Elasticsearch: Can we use top hits optimizations when sorting by a field?

Created on 31 Dec 2018  路  15Comments  路  Source: elastic/elasticsearch

Currently optimizations for collection of top documents are only applicable when sorting by score or by a sort order that is congruent with the index-time sort. Given that fields are most of time both indexed and doc-valued, maybe we could optimize sorting in an even greater number of cases.

For instance imagine that a user searches for top documents matching query Q sorted by field @timestamp of type date in descending order. Maybe we could internally rewrite the query under the hood to SHOULD(LongDistanceFeatureQuery(field=@timestamp, origin=Long.MAX_VALUE)) FILTER(Q) and prepend _score to the sort: [ "_score", { "@timestamp": { "order": "desc" } } ].

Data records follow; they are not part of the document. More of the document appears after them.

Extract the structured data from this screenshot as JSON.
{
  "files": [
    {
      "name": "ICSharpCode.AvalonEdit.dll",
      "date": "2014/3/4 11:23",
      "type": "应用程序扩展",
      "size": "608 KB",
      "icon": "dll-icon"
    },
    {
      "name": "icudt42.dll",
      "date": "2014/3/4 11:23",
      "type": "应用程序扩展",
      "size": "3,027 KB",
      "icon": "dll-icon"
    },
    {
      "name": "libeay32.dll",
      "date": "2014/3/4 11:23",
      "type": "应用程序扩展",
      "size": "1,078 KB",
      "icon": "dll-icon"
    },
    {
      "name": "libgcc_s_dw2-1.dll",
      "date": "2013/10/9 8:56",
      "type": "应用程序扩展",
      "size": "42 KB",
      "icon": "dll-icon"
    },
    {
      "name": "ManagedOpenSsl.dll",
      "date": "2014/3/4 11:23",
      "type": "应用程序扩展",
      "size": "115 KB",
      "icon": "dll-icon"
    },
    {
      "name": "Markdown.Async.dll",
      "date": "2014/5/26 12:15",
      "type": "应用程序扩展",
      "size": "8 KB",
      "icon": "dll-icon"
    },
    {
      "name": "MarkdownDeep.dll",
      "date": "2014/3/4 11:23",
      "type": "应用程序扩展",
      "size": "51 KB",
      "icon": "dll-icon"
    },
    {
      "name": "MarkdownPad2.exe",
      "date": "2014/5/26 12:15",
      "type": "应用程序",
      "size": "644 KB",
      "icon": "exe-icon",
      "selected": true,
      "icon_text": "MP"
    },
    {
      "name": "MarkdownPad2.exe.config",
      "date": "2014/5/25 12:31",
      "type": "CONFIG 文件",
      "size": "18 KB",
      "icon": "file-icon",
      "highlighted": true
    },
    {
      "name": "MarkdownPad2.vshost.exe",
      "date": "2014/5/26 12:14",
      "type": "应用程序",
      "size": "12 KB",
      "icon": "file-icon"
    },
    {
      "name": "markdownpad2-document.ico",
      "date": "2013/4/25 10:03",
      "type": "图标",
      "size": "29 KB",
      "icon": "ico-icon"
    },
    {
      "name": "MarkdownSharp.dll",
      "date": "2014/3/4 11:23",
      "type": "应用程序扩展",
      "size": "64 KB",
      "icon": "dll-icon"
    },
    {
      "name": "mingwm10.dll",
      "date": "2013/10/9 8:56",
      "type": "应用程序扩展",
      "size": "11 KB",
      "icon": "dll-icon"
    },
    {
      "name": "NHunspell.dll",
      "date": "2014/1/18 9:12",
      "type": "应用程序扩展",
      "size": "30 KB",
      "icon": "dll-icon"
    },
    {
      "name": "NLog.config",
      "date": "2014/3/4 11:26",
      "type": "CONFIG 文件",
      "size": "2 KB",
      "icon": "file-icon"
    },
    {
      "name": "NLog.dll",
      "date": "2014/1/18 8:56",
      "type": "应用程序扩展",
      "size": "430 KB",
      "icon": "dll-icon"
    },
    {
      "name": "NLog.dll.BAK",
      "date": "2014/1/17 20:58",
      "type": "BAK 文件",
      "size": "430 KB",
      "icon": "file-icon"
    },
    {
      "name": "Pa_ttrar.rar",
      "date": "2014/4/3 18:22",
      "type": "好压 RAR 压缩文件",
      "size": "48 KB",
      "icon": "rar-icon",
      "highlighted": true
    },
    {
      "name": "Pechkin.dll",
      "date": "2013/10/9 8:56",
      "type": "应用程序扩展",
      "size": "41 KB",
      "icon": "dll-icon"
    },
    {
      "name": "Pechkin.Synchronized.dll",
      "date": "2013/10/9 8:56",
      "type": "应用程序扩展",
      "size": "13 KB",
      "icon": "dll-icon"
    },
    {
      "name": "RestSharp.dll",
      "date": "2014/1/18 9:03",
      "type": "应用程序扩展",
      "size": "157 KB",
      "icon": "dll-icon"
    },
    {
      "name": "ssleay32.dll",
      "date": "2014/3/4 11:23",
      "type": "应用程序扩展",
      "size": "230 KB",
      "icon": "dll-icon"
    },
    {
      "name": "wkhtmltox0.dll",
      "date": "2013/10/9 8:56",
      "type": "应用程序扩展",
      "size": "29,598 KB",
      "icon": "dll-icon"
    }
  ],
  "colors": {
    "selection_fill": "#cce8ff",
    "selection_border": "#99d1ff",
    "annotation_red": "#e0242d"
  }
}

There are a number of details to sort out, like we could only do that it the field is indexed and we would need to rewrite the produced TopFieldDocs so that they don't include a sort value for the score and maybe take the maximum value of the field rather than Long.MAX_VALUE to avoid defeating the optimization because most scores would be equal after casting to a float, but overall it looks to me like it could help optimize almost all sorted queries without requiring index-time decisions?

:SearcSearch >enhancement

All 15 comments

Pinging @elastic/es-search

@jpountz Do we want to expose LongDistanceFeatureQuery in elasticsearch and create a corresponding QueryBuilder for it? For example :

{
  "query": {
    "bool": {
      "filter": [
        {
          "match": {
            "content": "2016"
          }
        }
      ],
      "should": [
        {
          "long_distance_rank_feature": {
            "field": "timestamp",
            "boost": 2,
            "pivot" : 10,
            "origin" : 1550175141321
          }
        }
      ]
    }
  }
}

I think we should (#33382). But for this particular issue the idea is to rewrite the search request _under the hood_ to something that returns the same hits but runs faster.

@jpountz thanks for reminding about #33382.

But for this particular issue the idea is to rewrite the search request _under the hood_ to something that returns the same hits but runs faster.

Right, I was trying to do rewrite in SearchSourceBuilder::rewrite method, and noticed first we will need a QueryBuilder for LongDistanceFeatureQuery.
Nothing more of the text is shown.